Eight years ago, I fell in love with poetry. I felt like my subconscious had been dipped in methamphetamine and whirled around with a whisk. (This was a particularly surrealist brand of poetry I was reading and writing at the time.) Who knew what weird stuff had been cooking around in my subconscious! Poetry was emphatically not journalism (I wrote for the school paper) or English class (which I struggled with). It was delicate and strange and illogical, yet somehow true. It felt sacred to me. I resolved to devote my life to it.
Then, somewhere along the way, I got caught up in the mundane details of survival and assimilation—lost in the weeds, as a former employer of mine would say. I struggled with a gambling addiction I had become convinced was my life’s love. Than my dad died and grief overcame me. I worked mediocre jobs, did mediocre things.
Still, I wrote poems, essays, even part of a novel. But writing didn’t feel sacred to me anymore. It felt obligatory. You want to be a writer? Then write, the world said. It’s like weightlifting. You got to put in the work. Malcolm Gladwell says, etc.
I am not here to argue with axioms or debunk trite writerly clichés. I am simply interested in rekindling that feeling of limitless, star-scraping wonder, in recovering my earlier self, strange and poetry-crazed as he was. I will eventually have to go back to work, of course—I am not a rich man. But the story of my time in England will not be a tale of the triumph of hard work, I can promise you that.
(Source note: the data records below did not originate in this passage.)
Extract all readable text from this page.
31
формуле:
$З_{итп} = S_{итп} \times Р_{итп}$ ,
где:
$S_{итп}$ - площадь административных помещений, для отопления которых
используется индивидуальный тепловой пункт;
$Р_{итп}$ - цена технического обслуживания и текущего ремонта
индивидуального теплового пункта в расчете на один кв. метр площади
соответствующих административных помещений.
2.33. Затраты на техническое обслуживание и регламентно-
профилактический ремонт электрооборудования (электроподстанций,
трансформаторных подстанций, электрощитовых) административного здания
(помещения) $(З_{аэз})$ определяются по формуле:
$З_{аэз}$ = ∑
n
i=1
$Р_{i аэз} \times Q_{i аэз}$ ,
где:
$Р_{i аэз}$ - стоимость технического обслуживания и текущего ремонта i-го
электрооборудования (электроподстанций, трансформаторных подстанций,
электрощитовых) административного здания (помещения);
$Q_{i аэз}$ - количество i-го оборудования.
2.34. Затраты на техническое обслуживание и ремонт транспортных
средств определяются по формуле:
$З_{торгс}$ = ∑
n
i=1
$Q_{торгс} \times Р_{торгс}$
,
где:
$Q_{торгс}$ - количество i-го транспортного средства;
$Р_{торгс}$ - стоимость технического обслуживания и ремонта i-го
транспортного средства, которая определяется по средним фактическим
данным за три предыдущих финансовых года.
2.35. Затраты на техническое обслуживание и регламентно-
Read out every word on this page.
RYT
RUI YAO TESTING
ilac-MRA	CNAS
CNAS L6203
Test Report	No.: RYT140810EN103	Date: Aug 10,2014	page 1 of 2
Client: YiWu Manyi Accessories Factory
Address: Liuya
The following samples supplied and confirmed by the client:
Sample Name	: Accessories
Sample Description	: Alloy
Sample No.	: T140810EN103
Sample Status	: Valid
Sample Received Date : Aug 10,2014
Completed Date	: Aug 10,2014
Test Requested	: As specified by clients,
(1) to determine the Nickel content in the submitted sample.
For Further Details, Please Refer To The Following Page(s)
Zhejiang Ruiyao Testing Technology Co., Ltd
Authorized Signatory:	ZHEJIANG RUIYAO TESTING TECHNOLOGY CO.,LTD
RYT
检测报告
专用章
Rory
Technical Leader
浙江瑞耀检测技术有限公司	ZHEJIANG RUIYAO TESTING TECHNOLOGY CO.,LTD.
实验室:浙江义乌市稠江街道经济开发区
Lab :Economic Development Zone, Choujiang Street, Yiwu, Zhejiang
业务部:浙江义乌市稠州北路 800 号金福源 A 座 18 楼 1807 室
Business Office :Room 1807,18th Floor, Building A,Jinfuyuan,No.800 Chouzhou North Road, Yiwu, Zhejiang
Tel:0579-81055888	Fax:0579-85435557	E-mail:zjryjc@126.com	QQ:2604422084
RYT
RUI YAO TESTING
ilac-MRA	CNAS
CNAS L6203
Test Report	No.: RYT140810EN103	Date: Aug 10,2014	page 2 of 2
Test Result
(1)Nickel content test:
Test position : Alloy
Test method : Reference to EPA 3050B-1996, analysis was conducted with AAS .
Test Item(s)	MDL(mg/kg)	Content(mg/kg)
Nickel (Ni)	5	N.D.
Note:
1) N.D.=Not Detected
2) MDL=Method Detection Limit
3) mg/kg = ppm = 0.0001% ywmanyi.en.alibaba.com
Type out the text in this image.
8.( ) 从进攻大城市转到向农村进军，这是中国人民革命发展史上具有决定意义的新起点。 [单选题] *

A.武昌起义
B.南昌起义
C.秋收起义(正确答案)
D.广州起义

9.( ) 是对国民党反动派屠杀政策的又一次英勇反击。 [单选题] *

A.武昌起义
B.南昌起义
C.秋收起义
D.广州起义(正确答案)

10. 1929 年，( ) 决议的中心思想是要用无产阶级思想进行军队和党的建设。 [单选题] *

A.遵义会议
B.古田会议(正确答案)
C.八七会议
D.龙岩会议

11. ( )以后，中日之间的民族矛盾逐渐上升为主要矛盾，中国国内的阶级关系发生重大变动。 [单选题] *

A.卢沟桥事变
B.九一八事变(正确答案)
Instead, it will be about reveling and romping in that devilish state of idleness.
* “What we need in America, [Anderson] liked to say, is a new class of individuals who, ‘at any physical cost to themselves and others…will agree to quit working, to loaf, to refuse to be hurried or try to get on in the world,’” wrote literary critic Malcolm Cowley in an introduction to Anderson’s most famous book, Winesburg, Ohio. “In the next generation there would be hundreds of young man, readers of Anderson, who rejected the dream of financial success and tried to live as artists and individuals.”